= Bernie Traurig =

American equestrian (born c. 1945)

Bernie Traurig (born c. 1945) is an American equestrian known for his international success in show jumping, dressage and eventing, as well as his coaching and training career. He is the founder of Equestrian Coach, an educational website.

== Life and career ==

=== Early career: equitation and eventing ===
Traurig was introduced to trail riding at age eleven. As a child, he rode in his Syosset, Long Island backyard, using a prefabricated garage as a stable. He joined the Meadow Brook Pony Club and trained with Molly Harnden and Sarah Schwartz twice a week. His first horse was Rusty, a strawberry roan gelding that was a good jumper. In 1961, at age 16, Traurig won AHSA Medal Finals and the ASPCA Maclay Medal Finals on Troublemaker. After winning the Maclay Finals, he began training with Vladimir S. Littauer. He also became a working student for Frank Chapot and trained with the United States Equestrian Team in New Jersey. He was a member of the United States Three-day Eventing Team, and he placed second in the trials for the 1964 Olympic Games. Due to an injury to his horse, Traurig did not attend the Olympic Games, and his eventing career was over.

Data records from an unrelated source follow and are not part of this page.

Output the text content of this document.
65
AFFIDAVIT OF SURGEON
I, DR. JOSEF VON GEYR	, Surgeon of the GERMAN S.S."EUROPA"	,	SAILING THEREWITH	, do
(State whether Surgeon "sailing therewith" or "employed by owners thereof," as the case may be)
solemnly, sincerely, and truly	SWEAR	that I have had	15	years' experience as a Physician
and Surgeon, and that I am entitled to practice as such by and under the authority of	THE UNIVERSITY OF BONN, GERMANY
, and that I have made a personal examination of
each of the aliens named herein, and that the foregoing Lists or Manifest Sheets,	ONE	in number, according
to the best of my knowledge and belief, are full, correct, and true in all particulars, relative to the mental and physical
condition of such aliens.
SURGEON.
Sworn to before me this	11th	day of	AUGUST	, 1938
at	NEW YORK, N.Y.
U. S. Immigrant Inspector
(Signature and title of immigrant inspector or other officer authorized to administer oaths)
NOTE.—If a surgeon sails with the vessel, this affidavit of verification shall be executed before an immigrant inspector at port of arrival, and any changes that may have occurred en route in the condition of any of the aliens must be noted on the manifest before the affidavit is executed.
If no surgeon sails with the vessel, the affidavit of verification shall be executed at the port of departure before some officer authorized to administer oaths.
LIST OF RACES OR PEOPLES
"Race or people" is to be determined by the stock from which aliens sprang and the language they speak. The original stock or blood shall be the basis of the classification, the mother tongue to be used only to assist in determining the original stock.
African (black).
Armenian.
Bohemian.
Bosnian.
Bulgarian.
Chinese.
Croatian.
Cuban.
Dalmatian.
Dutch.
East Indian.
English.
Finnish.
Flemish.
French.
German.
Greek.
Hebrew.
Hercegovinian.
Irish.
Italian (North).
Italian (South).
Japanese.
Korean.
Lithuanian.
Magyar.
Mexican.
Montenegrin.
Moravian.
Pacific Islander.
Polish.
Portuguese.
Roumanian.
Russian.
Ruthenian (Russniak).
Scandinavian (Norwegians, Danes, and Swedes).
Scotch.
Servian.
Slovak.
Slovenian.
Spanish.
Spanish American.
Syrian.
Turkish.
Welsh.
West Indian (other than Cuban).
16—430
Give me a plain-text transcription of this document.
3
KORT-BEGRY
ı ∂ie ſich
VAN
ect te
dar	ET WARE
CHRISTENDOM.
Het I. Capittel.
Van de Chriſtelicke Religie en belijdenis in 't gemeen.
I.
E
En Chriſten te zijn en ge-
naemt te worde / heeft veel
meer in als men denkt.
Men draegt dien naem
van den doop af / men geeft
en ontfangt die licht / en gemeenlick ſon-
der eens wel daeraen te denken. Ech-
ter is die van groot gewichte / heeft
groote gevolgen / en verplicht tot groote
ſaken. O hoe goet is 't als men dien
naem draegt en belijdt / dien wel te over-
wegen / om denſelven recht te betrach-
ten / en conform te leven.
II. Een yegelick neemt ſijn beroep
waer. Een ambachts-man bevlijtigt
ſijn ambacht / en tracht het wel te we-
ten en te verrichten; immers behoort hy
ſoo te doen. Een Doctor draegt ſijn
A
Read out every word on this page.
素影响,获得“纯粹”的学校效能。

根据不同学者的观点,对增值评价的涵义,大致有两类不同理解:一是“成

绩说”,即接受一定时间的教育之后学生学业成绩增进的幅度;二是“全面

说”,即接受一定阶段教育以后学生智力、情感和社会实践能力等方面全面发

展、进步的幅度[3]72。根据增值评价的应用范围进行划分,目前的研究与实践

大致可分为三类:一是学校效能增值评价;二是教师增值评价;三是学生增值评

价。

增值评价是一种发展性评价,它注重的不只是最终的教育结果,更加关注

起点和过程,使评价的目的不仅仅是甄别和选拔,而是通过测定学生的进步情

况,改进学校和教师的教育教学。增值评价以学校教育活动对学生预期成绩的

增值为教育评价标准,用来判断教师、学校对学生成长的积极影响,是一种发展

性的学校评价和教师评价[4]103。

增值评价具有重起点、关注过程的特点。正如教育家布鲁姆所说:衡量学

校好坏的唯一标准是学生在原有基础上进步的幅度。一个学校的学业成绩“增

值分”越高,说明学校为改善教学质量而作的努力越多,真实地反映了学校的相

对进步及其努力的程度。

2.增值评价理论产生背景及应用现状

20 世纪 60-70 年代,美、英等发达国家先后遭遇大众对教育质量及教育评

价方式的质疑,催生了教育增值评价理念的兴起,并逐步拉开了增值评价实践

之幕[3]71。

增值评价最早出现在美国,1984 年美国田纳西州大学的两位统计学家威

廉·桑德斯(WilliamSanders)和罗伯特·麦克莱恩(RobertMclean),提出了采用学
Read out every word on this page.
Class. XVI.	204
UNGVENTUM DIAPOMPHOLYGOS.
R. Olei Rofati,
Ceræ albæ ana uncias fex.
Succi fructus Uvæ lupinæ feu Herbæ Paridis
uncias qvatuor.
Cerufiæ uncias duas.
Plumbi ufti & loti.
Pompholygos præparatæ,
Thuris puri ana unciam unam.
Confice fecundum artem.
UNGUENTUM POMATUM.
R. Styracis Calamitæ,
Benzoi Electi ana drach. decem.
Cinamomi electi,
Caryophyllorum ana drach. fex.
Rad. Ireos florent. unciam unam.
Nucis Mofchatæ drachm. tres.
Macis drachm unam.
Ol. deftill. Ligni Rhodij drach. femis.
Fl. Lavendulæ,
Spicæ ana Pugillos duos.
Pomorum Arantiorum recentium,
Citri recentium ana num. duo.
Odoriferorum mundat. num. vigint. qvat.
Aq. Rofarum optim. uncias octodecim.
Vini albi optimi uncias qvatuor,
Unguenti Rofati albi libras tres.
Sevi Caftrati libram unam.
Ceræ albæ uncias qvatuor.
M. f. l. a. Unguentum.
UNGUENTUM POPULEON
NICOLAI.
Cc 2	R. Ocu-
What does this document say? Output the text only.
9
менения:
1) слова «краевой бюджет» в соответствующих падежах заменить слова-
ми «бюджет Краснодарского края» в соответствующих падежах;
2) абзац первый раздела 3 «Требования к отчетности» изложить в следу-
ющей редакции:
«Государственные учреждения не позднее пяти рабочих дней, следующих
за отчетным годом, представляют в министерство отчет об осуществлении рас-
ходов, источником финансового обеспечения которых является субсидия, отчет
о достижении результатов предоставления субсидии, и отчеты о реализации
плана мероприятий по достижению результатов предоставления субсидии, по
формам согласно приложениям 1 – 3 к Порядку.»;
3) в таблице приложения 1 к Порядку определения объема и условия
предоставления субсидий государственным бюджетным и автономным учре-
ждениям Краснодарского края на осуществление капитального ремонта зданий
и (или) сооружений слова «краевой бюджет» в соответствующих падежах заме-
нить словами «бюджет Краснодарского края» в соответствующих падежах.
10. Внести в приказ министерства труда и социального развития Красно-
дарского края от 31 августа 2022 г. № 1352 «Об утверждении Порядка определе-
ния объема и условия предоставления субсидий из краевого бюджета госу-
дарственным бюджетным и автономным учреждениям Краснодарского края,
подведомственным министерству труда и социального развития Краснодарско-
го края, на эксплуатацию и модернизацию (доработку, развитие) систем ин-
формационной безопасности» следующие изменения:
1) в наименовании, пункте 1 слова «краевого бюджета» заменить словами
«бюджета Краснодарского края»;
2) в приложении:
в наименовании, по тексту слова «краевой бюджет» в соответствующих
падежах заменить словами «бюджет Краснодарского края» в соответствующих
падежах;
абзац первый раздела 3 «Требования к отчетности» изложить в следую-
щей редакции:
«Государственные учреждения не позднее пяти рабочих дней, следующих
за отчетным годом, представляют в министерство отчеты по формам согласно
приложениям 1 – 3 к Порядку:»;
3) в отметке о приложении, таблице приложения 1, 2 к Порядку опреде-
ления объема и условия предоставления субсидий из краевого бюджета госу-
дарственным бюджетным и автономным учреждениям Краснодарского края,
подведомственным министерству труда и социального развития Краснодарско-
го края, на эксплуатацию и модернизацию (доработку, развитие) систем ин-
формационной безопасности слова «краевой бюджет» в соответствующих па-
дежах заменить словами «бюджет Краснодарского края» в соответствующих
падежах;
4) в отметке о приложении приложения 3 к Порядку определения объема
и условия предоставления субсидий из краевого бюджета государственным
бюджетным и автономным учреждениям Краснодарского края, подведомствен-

=== Later career: Showjumping and dressage ===
After his eventing career ended, Traurig moved on to showjumping and trained with Bertalan de Nemethy. At age 21, Traurig started his own hunter-jumper business in Pennsylvania, selling horses and teaching lessons. After ten years living in Pennsylvania, Traurig moved to California. Traurig won his first Grand Prix at age 27. Over the span of his showjumping career, he has won over 60 show jumping Grand Prixs, and represented the United States Show Jumping Team several times including the 1982 World Championships in Dublin, Ireland. He has competed in eight World Cup Finals and was the winner of the United States League four times.

In dressage, Traurig was the winner of 15 Grand Prixs and Grand Prix special classes. He was short listed for the 1986 World Championship Trials and 1988 Olympic Games. He won the High Point Dressage Award in 1988 at the Olympic selection trials.

In 2009, Traurig was inducted into the National Show Hunter Hall of Fame. In 2010, he founded the Equestrian Coach website. He is considered an excellent teacher and a proponent of the forward riding system.

== Legacy ==
Traurig's students include USEF judges Cynthia Hankins and Cindy Weiner, and horse trainer Michael Matz. He was also a mentor to Olympic champion Will Simpson.

==Family==
His son Michael, a hunter/jumper trainer, on October 19, 2021, was temporarily suspended by the United States Center for SafeSport for “allegations of misconduct”, issued a no-contact directive, and listed as ineligible by the U.S. Equestrian Federation; on January 26, 2022, sheriff’s detectives obtained a no-bail felony warrant for his arrest on two counts of child molestation.